Al di là di queste caratteristiche nazionali, coltivate negli anni, il duca ci mise sicuramente del suo. Lo storico inglese Christopher Duffy ha sottolineato che egli fu «in gran parte responsabile di quello che divenne lo stereotipo del gentiluomo inglese: riservato, distaccato, freddo, sobriamente vestito, che non esisteva prima di Wellington».

Molto di questo carattere egli se lo costruì negli anni, perché non si può dimenticare nei suoi trascorsi da giovane ufficiale in India un episodio in cui abbandonò i suoi uomini per darsi alla fuga. A Waterloo, comunque, egli incarnò completamente quel modello: metodico, preciso, padrone delle sue emozioni. E se mai Wellington perse da uomo maturo questa freddezza fu proprio quando gli veniva chiesto di Waterloo: la battaglia che lo aveva incastonato nella storia, ma il cui ricordo lo riempiva invariabilmente di incontenibile orrore.

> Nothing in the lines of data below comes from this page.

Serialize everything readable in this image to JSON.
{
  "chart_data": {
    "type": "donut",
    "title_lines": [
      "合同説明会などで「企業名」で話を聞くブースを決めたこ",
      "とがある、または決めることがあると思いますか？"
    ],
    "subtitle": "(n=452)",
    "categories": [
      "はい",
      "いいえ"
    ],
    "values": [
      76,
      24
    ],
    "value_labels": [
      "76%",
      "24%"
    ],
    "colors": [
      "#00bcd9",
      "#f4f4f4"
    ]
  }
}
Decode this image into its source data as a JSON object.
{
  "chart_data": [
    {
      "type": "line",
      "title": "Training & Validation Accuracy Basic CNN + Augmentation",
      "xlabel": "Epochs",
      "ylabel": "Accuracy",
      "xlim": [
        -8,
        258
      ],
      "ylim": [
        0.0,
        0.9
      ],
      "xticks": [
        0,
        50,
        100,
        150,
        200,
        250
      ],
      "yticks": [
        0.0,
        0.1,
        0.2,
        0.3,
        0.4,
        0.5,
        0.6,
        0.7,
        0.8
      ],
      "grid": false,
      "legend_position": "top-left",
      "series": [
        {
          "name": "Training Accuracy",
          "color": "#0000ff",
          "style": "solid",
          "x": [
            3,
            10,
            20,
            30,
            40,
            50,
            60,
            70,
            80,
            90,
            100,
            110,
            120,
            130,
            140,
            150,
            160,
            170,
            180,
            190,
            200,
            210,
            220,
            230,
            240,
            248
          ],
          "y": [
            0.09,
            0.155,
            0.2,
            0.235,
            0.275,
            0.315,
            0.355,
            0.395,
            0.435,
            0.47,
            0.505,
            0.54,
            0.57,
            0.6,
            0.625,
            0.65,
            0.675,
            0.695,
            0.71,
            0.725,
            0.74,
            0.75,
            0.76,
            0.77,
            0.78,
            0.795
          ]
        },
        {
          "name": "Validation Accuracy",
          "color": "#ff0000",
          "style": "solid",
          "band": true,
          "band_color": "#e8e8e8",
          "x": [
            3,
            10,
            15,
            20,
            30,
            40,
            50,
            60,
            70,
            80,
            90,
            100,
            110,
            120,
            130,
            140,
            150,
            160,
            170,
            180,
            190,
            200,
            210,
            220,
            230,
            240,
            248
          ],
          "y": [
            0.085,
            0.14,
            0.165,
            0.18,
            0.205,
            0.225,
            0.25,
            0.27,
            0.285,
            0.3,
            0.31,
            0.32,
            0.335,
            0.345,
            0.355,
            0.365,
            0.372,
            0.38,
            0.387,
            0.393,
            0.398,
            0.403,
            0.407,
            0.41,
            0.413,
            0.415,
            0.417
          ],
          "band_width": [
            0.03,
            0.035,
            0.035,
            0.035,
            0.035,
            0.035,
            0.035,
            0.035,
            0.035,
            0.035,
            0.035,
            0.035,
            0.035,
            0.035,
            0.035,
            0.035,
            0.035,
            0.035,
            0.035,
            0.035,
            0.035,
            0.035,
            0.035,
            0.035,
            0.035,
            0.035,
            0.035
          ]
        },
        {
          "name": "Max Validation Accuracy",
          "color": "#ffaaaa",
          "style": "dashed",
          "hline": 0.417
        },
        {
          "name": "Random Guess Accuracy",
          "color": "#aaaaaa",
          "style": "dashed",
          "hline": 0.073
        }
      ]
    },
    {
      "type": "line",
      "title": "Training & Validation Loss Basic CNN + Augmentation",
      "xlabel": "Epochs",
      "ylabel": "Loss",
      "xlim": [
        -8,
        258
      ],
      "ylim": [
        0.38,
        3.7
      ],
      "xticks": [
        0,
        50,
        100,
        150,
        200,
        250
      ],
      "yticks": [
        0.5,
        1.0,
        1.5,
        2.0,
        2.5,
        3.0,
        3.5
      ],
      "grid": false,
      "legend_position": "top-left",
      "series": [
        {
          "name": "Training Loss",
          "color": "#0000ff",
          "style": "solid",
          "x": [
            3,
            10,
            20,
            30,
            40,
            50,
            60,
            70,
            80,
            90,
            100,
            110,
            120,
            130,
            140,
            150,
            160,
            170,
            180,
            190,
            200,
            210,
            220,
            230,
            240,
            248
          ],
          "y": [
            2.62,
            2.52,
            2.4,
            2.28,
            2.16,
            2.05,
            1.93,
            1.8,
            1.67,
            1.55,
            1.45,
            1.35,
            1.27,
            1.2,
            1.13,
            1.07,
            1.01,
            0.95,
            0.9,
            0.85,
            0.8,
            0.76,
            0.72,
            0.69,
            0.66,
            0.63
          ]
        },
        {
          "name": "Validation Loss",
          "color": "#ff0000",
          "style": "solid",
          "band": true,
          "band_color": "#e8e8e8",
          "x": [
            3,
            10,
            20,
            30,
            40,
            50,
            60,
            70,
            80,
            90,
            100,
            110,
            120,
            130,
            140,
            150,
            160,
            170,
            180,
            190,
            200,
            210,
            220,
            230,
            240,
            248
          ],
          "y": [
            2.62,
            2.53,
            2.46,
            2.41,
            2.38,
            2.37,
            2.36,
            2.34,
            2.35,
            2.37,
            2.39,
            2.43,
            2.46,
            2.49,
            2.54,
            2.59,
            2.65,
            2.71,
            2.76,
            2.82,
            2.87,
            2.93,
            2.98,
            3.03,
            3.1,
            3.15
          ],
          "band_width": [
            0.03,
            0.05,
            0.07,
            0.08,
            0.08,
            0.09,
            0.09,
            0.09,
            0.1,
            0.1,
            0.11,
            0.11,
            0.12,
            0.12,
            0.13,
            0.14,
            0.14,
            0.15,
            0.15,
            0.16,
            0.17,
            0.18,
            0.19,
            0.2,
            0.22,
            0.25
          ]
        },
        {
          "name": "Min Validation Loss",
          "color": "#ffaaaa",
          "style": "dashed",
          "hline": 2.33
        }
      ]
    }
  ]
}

Gebhard Leberecht von Blücher

«Wellington dovrebbe accendere una bella candela al vecchio Blücher. Senza di lui non so dove sarebbe ora “Sua Grazia”, come lo chiamano, ma certo io non sarei qui».

Napoleone pronunciò queste parole nell’esilio di Sant’Elena e la loro vena ironica non cerca di nascondere l’amarezza di quei giorni: il rimpianto per la sconfitta, ma anche la protesta della preda che vede attribuito in modo non equo i meriti della sua cattura. E quando la Storia è ingiusta, la colpa ricade su chi la racconta prima ancora che sui vincitori. Non è un caso, quindi, che io concluda questa rassegna sulla Leadership militare incentrata sui protagonisti di una battaglia epocale come Waterloo, con il feldmaresciallo prussiano Gebhard Leberecht von Blücher. Mi è offerta, infatti, la possibilità di parlare di un uomo i cui meriti e le cui qualità sono stati a torto oscurati dalle ombre, comunque gigantesche, degli altri due attori di quell’evento, Napoleone e Wellington. In particolare da quella di quest’ultimo, perché il duca è stato da alcuni accusato di aver voluto avocare a sé e solo a sé il ruolo del vincitore di quella battaglia, e come tale essere ricordato dai posteri.

Blücher non fu un comandante militare geniale. Formatosi in cavalleria, mantenne sempre un’attitudine impetuosa e irresoluta che indubbiamente non era la più adatta alle responsabilità e ai compiti di un comandante in capo.

La sua mancanza di diplomazia alla vigilia della battaglia di Ligny, ad esempio, provocò la ribellione e l’allontanamento dei contingenti di Sassoni e Renani, 15.000 uomini che, nonostante la loro dubbia affidabilità, sarebbero risultati comunque utili nelle ore di crisi di quello scontro. Questo errore di valutazione avrebbe potuto costargli molto caro: il suo Esercito era probabilmente il peggiore che la Prussia avesse mai schierato in tutte le guerre Napoleoniche.

Composto per un terzo di Landwehr priva dell’addestramento e soprattutto dello spirito che aveva contraddistinto quella del 1813, con una cavalleria impreparata e un’artiglieria carente di pezzi e rifornimenti, che arrivarono anche a battaglia in corso, al contingente prussiano comunque non mancò mai la fiducia del suo comandante. Un sentimento incrollabile, di cui Blücher non esitò a dare prova, quando se ne presentò la necessità, mostrandosi pronto al sacrificio personale, e gettandosi, a 72 anni, nel vivo del combattimento.

Affidabilità, senso dell’onore e volontà di mantenere la parola data. A questo pensava Napoleone elogiando il “vecchio Blücher”: virtù su cui fece totale affidamento Wellington in due momenti assolutamente decisivi della campagna: il suo inizio e la sua conclusione. Quando Wellington il 15 giugno fu preso completamente alla sprovvista dall’aggressività di Napoleone, con forze disperse su un’area vastissima, poté contare sulle assicurazioni di Blücher che i Prussiani non si sarebbero ritirati, ma avrebbero proseguito a concentrarsi a Ligny. Una posizione pericolosamente esposta alla minaccia francese, dove i Prussiani avrebbero potuto essere schiacciati.

Wellington – volontariamente, dicono i maligni, o inconsapevolmente secondo più benevoli – assicurò di poter intervenire a fianco dei suoi alleati. Ma questa assistenza non poteva arrivare e non arrivò, e Blücher fu sconfitto a Ligny.

Al contrario, Wellington si fermò per affrontare Napoleone a Waterloo solo ed esclusivamente perché il feldmaresciallo prussiano aveva garantito il suo arrivo su quel campo di battaglia: e il duca sapeva di potersi fidare. La vittoria della coalizione prima di tutto, il raggiungimento dell’obiettivo comune, prevaleva in Blücher su qualunque altra considerazione.